I have a WTFforms "user add" form which takes common attributes for a user and commits them to a database. The values of these html form fields are being populated on page load when not desired.
I have not set any jinja code to set the fields and in the route for this page I have not passed a user to the render_template call.
The fields of the user form and the user class are very similar as you would expect
User Object
class User(UserMixin, db.Model):
id = db.Column(db.Integer, primary_key=True)
firstname = db.Column(db.String(64), index=True, unique=False)
surname = db.Column(db.String(64), index=True, unique=False)
email = db.Column(db.String(120), index=True, unique=True)
password_hash = db.Column(db.String(128))

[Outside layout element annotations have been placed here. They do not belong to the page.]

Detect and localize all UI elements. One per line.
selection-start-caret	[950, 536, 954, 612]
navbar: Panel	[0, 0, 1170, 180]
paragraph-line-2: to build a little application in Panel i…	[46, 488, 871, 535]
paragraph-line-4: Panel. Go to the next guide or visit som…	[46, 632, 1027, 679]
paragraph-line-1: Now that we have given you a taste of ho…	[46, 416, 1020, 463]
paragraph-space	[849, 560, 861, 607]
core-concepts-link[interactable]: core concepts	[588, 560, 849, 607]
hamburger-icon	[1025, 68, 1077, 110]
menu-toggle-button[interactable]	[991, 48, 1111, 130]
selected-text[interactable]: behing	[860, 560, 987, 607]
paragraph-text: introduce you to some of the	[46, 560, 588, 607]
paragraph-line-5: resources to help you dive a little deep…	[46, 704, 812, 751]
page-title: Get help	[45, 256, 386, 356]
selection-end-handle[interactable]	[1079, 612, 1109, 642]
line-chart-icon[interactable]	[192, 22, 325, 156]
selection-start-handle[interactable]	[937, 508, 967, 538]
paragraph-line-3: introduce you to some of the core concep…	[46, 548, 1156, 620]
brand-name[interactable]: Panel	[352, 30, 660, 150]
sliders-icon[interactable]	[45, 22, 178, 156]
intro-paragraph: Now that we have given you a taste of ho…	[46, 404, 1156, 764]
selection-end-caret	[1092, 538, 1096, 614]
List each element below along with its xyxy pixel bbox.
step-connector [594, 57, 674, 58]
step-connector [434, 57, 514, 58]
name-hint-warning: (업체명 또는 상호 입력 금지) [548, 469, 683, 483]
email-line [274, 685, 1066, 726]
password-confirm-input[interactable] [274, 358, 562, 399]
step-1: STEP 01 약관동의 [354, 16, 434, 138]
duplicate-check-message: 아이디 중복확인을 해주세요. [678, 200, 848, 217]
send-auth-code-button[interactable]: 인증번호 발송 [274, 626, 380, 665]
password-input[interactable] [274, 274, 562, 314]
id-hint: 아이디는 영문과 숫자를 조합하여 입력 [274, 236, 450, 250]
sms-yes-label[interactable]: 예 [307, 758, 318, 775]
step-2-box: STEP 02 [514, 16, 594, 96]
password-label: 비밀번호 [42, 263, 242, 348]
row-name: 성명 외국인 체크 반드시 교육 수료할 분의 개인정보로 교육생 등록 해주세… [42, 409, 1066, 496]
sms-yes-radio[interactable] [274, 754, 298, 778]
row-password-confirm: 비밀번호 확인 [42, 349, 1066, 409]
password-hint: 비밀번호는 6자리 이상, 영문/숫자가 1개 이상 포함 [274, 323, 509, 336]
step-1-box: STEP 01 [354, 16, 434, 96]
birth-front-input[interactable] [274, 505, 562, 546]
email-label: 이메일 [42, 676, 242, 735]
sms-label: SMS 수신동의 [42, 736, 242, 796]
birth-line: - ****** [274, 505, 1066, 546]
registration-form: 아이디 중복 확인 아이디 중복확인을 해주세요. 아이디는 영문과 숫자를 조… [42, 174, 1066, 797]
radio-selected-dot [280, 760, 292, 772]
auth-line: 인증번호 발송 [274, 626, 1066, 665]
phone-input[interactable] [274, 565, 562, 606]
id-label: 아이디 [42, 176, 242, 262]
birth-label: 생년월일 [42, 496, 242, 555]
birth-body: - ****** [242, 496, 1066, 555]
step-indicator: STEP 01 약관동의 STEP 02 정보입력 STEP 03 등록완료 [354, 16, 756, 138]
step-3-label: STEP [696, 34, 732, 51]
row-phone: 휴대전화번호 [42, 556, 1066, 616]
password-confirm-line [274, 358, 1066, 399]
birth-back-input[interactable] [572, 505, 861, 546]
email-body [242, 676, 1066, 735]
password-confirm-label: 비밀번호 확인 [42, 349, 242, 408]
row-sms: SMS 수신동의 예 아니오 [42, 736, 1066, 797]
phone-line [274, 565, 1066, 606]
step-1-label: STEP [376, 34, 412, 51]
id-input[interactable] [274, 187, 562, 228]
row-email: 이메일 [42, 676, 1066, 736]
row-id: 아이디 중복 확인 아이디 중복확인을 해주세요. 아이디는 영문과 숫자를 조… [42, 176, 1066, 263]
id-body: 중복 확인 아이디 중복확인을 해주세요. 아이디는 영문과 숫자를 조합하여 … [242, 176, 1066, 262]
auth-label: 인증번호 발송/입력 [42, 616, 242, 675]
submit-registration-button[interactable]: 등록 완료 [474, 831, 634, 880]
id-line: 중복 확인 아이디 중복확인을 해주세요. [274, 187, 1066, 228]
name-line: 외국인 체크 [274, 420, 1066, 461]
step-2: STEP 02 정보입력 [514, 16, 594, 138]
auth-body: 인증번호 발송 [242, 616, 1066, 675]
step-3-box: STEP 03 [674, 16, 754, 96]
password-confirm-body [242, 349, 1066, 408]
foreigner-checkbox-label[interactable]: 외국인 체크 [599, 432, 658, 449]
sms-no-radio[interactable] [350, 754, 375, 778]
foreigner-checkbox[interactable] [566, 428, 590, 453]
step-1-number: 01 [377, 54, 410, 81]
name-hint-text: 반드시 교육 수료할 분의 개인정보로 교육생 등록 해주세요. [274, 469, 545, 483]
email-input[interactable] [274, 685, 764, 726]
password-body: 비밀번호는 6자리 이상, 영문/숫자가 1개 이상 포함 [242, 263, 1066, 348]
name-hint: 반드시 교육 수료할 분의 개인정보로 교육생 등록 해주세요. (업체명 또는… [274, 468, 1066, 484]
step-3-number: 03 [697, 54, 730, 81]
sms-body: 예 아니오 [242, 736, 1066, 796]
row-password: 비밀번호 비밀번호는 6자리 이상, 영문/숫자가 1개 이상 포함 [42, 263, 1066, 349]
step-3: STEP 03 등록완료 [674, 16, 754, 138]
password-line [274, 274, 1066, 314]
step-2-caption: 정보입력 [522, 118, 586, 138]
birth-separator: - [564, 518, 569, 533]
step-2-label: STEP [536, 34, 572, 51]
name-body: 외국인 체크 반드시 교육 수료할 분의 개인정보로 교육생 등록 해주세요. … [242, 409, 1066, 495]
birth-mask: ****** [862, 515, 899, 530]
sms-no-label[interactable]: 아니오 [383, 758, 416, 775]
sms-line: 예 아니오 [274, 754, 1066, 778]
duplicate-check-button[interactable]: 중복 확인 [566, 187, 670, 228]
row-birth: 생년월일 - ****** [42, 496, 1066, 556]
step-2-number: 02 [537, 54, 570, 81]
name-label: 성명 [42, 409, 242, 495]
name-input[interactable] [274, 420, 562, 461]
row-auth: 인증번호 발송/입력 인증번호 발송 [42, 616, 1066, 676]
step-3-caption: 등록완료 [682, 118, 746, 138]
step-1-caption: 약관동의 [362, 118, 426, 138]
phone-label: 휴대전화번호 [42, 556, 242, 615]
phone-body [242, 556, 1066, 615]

num_records_added = db.Column(db.Integer, unique=False, default=0)
num_records_edited = db.Column(db.Integer, unique=False, default=0)
role = db.Column(db.String(20), index=False, unique=False, default='Editor')
User form
class AddUserForm(FlaskForm):
firstname = StringField('First name', validators=[DataRequired()])
surname = StringField('Surname', validators=[DataRequired()])
email = StringField('Email address', validators=[DataRequired(), Email()])
role = SelectField('Role', choices=[], validators=[DataRequired()])
password = PasswordField('password', validators=[DataRequired()])
num_records_added = IntegerField('Number of Records Added')
submit = SubmitField('Submit')
My assumption is that there is interaction between the logged in user via flask_login and the form because they share similar atributes/fields.
To prove this I modified the form so that each field has a trailing "_" as part of it's name and updated the route/template to work with this new naming style and the problem goes away.
Can someone explain what is happening here and what is the correct approach to avoiding this problem?